Nos. 5,203,348; 5,230,337; 5,360,442; 5,366,496; 5,397,342;
5,391,200; 5,545,202; 5,603,732; and 5,916,243, which are hereby
incorporated herein by reference in their respective
entireties.
[0070] Device configurations illustrated herein are generally
described as capable of implementing various functions
traditionally performed by an implantable
cardioverter/defibrillator (ICD), and may operate in numerous
cardioversion/defibrillation modes as are known in the art.

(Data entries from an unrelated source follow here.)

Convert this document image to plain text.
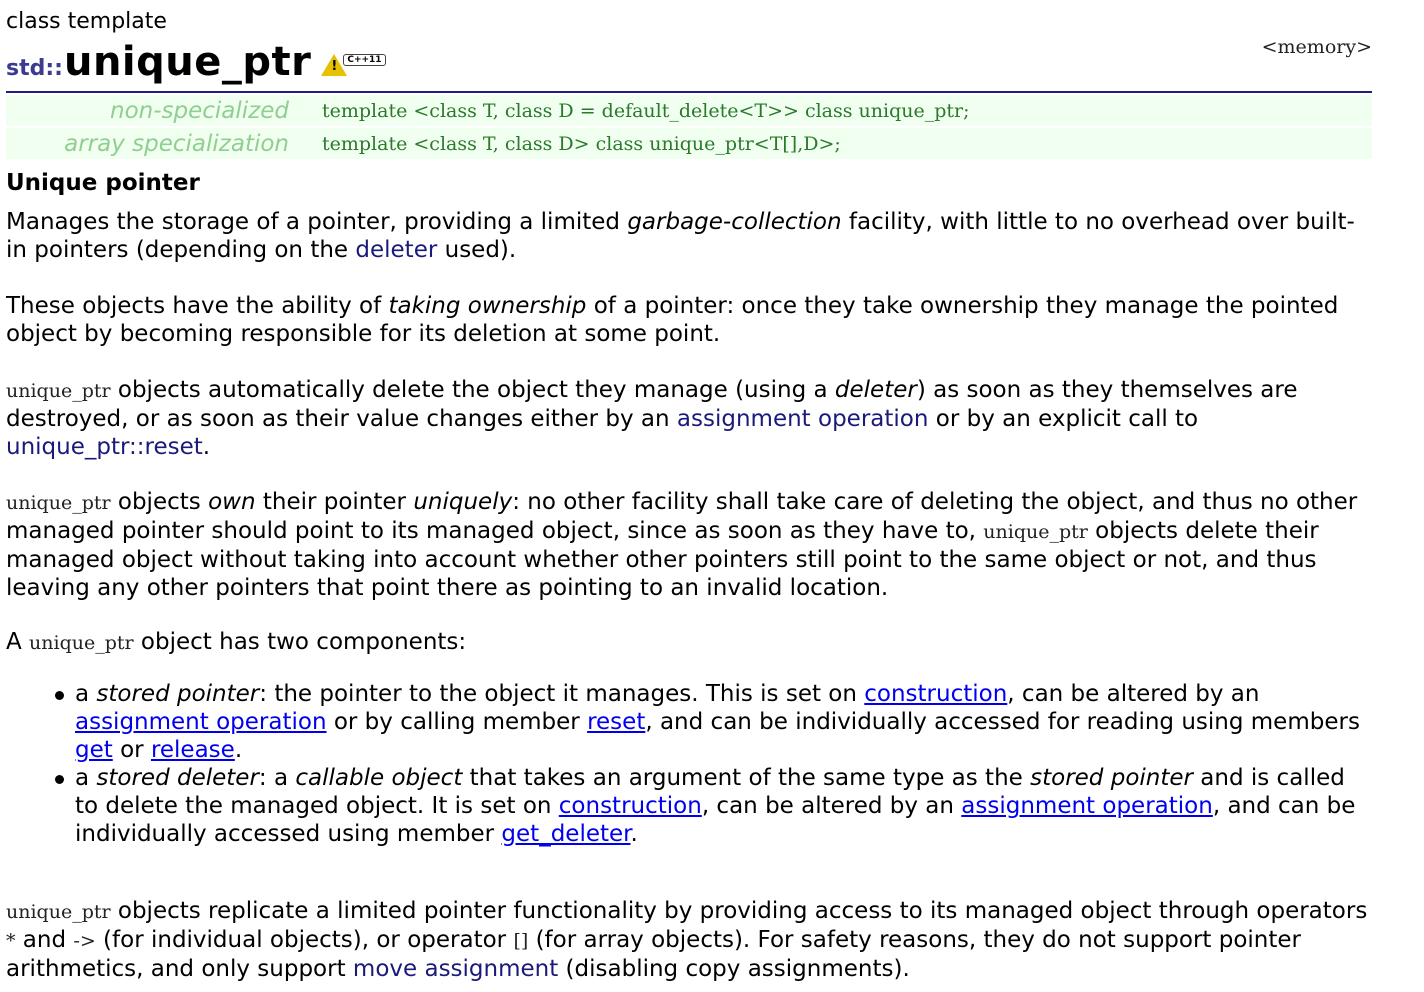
class template
std:: unique_ptr !	C++11
<memory>
non-specialized	template <class T, class D = default_delete<T>> class unique_ptr;
array specialization	template <class T, class D> class unique_ptr<T[],D>;
Unique pointer

Manages the storage of a pointer, providing a limited garbage-collection facility, with little to no overhead over built-in pointers (depending on the deleter used).

These objects have the ability of taking ownership of a pointer: once they take ownership they manage the pointed object by becoming responsible for its deletion at some point.

unique_ptr objects automatically delete the object they manage (using a deleter) as soon as they themselves are destroyed, or as soon as their value changes either by an assignment operation or by an explicit call to unique_ptr::reset.

unique_ptr objects own their pointer uniquely: no other facility shall take care of deleting the object, and thus no other managed pointer should point to its managed object, since as soon as they have to, unique_ptr objects delete their managed object without taking into account whether other pointers still point to the same object or not, and thus leaving any other pointers that point there as pointing to an invalid location.

A unique_ptr object has two components:

a stored pointer: the pointer to the object it manages. This is set on construction, can be altered by an assignment operation or by calling member reset, and can be individually accessed for reading using members get or release.
a stored deleter: a callable object that takes an argument of the same type as the stored pointer and is called to delete the managed object. It is set on construction, can be altered by an assignment operation, and can be individually accessed using member get_deleter.

unique_ptr objects replicate a limited pointer functionality by providing access to its managed object through operators * and -> (for individual objects), or operator [] (for array objects). For safety reasons, they do not support pointer arithmetics, and only support move assignment (disabling copy assignments).
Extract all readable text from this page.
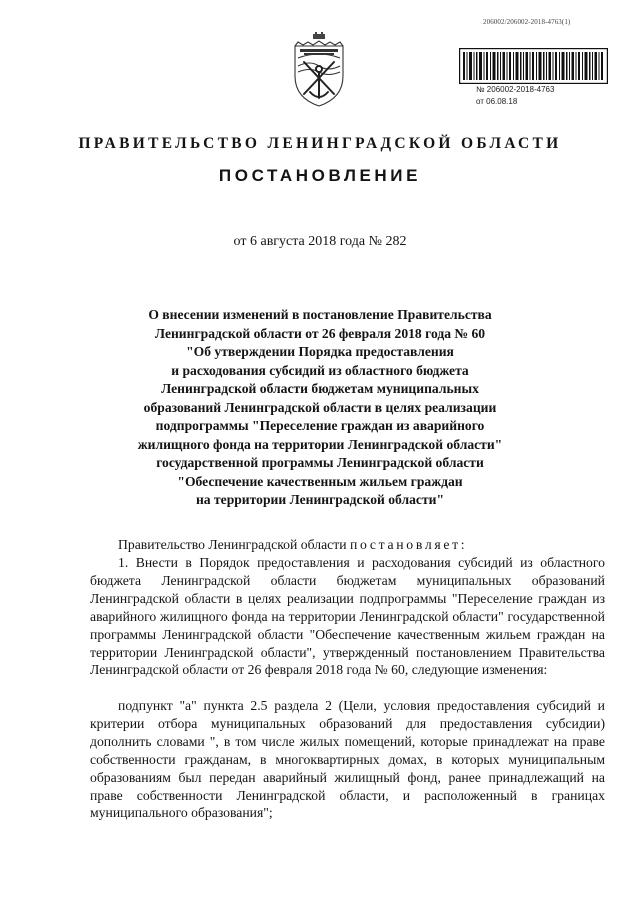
206002/206002-2018-4763(1)
№ 206002-2018-4763
от 06.08.18
ПРАВИТЕЛЬСТВО ЛЕНИНГРАДСКОЙ ОБЛАСТИ
ПОСТАНОВЛЕНИЕ
от 6 августа 2018 года № 282
О внесении изменений в постановление Правительства
Ленинградской области от 26 февраля 2018 года № 60
"Об утверждении Порядка предоставления
и расходования субсидий из областного бюджета
Ленинградской области бюджетам муниципальных
образований Ленинградской области в целях реализации
подпрограммы "Переселение граждан из аварийного
жилищного фонда на территории Ленинградской области"
государственной программы Ленинградской области
"Обеспечение качественным жильем граждан
на территории Ленинградской области"
Правительство Ленинградской области постановляет:

1. Внести в Порядок предоставления и расходования субсидий из областного бюджета Ленинградской области бюджетам муниципальных образований Ленинградской области в целях реализации подпрограммы "Переселение граждан из аварийного жилищного фонда на территории Ленинградской области" государственной программы Ленинградской области "Обеспечение качественным жильем граждан на территории Ленинградской области", утвержденный постановлением Правительства Ленинградской области от 26 февраля 2018 года № 60, следующие изменения:

подпункт "а" пункта 2.5 раздела 2 (Цели, условия предоставления субсидий и критерии отбора муниципальных образований для предоставления субсидии) дополнить словами ", в том числе жилых помещений, которые принадлежат на праве собственности гражданам, в многоквартирных домах, в которых муниципальным образованиям был передан аварийный жилищный фонд, ранее принадлежащий на праве собственности Ленинградской области, и расположенный в границах муниципального образования";
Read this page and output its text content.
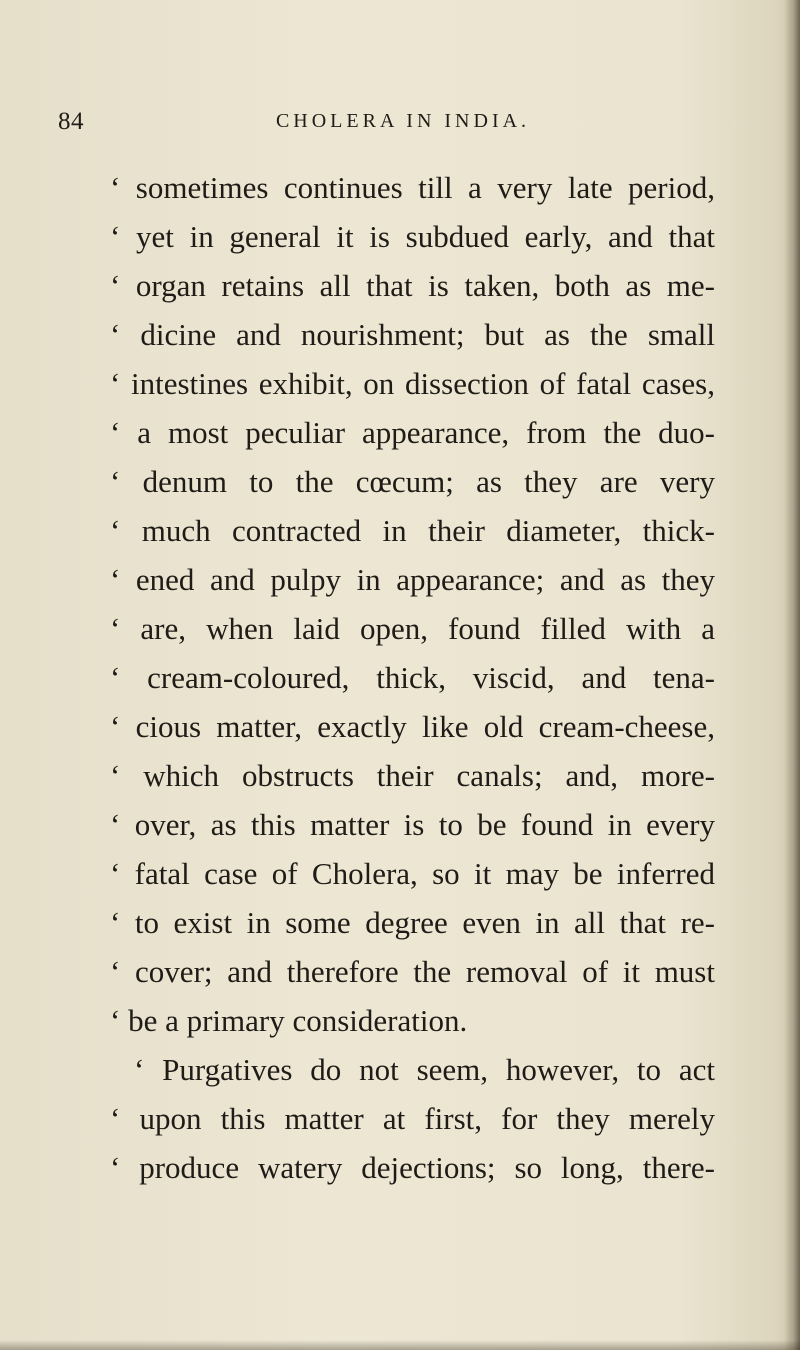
84	CHOLERA IN INDIA.
‘ sometimes continues till a very late period,
‘ yet in general it is subdued early, and that
‘ organ retains all that is taken, both as me-
‘ dicine and nourishment; but as the small
‘ intestines exhibit, on dissection of fatal cases,
‘ a most peculiar appearance, from the duo-
‘ denum to the cœcum; as they are very
‘ much contracted in their diameter, thick-
‘ ened and pulpy in appearance; and as they
‘ are, when laid open, found filled with a
‘ cream-coloured, thick, viscid, and tena-
‘ cious matter, exactly like old cream-cheese,
‘ which obstructs their canals; and, more-
‘ over, as this matter is to be found in every
‘ fatal case of Cholera, so it may be inferred
‘ to exist in some degree even in all that re-
‘ cover; and therefore the removal of it must
‘ be a primary consideration.
‘ Purgatives do not seem, however, to act
‘ upon this matter at first, for they merely
‘ produce watery dejections; so long, there-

Exemplary ICD circuitry, structures and functionality, aspects of
which can be incorporated in an ITCS device of a type contemplated
herein, are disclosed in commonly owned U.S. Pat. Nos. 6,148,230;
5,133,353; 5,179,945; 5,314,459; 5,318,597; 5,620,466; and
5,662,688, which are hereby incorporated herein by reference in
their respective entireties.
[0071] An ITCS device can implement functionality traditionally
provided by cardiac diagnostic devices or cardiac monitors as are
known in the art. Exemplary cardiac monitoring circuitry,
structures and functionality, aspects of which can be incorporated
in an ITCS device of a type contemplated herein, are disclosed in
commonly owned U.S. Pat. Nos. 5,313,953; 5,388,578; and 5,411,031,
which are hereby incorporated herein by reference in their
respective entireties.
[0072] An ITCS device may implement various anti-tachyarrhythmia
therapies, such as tiered therapies, which may involve performing
rate-based, pattern and rate-based, and/or morphological
tachyarrhythmia discrimination analyses. Exemplary arrhythmia
detection and discrimination circuitry, structures, and techniques,
aspects of which can be implemented by an ITCS device of a type
contemplated herein, are disclosed in commonly owned U.S. Pat. Nos.
5,301,677 and 6,438,410, which are hereby incorporated herein by
reference in their respective entireties.
[0073] Various modifications and additions can be made to the
preferred embodiments discussed hereinabove without departing from
the scope of the present invention. Accordingly, the scope of the
present invention should not be limited by the particular
embodiments described above, but should be defined only by the
claims set forth below and equivalents thereof.